Publisher Eye Controlling Online-Suchen - Netz - 2019

Anonim

Haben Sie sich jemals gefragt, ob es für Internet-Suchmaschinen wie Google legal ist, automatisch eine Website zu crawlen und Snippets daraus zu erstellen, um Nutzer zu suchen? Wie wäre es mit einem Cache der Seiten, die es indiziert, die in ihrer Gesamtheit bedient werden können, ohne auf die ursprüngliche Site zu verweisen? Oder Snippets mit Artikeln auf Nachrichten- und Aggregator-Sites verwenden?

Nun, sicher haben andere Leute über diese Fragen nachgedacht, und Google hat gerade sein erstes Gebot verloren, eine belgische gerichtliche Verfügung aufzuheben, die Google auffordert, eine Entscheidung zu veröffentlichen, die Google Urheberrechtsverletzungen durch Vervielfältigung von Auszügen von Artikeln in seinem Google News-Aggregationsdienst verletzt. Im März 2006 reichte Copiepresse Klage gegen Google ein, in der er behauptete, dass sein Google News-Service unter news.google.be illegal Abzüge von Artikeln aus seinen belgischen Nachrichtenquellen ohne ausdrückliche Genehmigung erneut drucken würde. Der Richter stimmte zu - und Google lehnte eine Teilnahme ab - und entschied, dass Google innerhalb von zehn Tagen Content von den französischen und deutschsprachigen Zeitungen von Copiepresse auf der belgischen Website von Google entfernt oder eine Strafe von 1 Million Euro pro Tag zahlt.
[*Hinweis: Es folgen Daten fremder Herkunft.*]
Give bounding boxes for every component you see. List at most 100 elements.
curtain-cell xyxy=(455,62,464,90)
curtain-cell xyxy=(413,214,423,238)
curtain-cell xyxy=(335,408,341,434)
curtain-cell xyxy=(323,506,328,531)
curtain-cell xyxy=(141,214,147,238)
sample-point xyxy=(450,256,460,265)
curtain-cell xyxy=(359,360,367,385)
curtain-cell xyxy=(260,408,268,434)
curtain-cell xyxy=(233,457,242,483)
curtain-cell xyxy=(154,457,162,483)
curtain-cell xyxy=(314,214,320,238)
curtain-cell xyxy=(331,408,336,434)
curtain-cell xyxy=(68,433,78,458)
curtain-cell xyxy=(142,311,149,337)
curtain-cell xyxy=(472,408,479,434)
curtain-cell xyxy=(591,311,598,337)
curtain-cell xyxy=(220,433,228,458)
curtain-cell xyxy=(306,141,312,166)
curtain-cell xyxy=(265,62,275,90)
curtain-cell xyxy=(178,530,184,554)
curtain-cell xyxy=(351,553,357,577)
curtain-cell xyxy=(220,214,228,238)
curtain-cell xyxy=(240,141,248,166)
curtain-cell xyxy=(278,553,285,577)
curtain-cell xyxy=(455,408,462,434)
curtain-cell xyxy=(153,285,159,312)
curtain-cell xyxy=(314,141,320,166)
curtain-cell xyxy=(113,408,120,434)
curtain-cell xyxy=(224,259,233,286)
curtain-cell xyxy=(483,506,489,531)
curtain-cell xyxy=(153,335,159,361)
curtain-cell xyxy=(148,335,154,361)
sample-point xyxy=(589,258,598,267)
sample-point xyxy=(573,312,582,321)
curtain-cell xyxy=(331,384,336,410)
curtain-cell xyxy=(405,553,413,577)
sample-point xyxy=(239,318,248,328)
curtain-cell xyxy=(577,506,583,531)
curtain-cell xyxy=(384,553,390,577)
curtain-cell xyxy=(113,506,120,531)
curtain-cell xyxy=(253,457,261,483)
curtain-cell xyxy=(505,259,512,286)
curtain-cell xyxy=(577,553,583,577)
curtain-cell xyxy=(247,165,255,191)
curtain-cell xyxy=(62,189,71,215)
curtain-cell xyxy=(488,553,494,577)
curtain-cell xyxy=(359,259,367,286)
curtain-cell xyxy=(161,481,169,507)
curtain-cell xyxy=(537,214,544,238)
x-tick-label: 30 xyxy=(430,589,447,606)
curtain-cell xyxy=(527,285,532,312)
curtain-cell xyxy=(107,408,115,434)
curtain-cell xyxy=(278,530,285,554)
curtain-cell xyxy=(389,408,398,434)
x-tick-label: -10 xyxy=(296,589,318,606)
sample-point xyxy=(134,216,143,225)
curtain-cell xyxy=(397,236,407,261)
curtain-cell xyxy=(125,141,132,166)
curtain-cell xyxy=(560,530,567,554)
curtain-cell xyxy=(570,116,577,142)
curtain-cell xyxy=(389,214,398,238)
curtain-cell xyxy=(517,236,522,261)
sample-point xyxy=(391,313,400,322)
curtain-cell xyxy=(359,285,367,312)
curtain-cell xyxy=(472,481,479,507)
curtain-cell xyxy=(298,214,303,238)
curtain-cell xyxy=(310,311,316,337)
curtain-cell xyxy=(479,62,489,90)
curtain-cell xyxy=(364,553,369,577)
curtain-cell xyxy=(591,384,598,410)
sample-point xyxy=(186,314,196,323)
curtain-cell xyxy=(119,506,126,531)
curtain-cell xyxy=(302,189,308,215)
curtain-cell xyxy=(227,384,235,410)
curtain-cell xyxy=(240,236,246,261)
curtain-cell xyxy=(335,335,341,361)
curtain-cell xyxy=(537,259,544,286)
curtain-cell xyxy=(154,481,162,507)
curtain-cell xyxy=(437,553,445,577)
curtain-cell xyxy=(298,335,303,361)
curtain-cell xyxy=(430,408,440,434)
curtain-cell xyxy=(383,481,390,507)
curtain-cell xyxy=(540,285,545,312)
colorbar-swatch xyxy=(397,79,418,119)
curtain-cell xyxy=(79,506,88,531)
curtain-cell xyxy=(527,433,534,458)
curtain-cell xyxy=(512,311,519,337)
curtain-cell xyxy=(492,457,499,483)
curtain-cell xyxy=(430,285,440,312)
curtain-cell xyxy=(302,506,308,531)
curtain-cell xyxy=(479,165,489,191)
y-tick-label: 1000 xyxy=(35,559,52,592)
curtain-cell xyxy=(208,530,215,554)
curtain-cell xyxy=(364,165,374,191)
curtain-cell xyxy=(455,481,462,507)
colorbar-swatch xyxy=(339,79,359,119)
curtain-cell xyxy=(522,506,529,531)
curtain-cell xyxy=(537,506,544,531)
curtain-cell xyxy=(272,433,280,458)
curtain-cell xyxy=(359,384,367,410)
Google musste den Text des Urteils sowohl auf der belgischen Google-Startseite als auch auf der belgischen Nachrichtenseite veröffentlichen oder eine Geldstrafe von 500.000 Euro pro Tag zahlen. Google hat die Nachrichtenquellen von seinen Nachrichtenseiten und dem Index entfernt, hat sich jedoch geweigert, den Text des Urteils zu veröffentlichen, wobei er auf die erhebliche Publizität verweist, die der Fall bereits erhalten hat. Eine Berufung auf den gesamten Fall ist für den 24. November 2006 vorgesehen.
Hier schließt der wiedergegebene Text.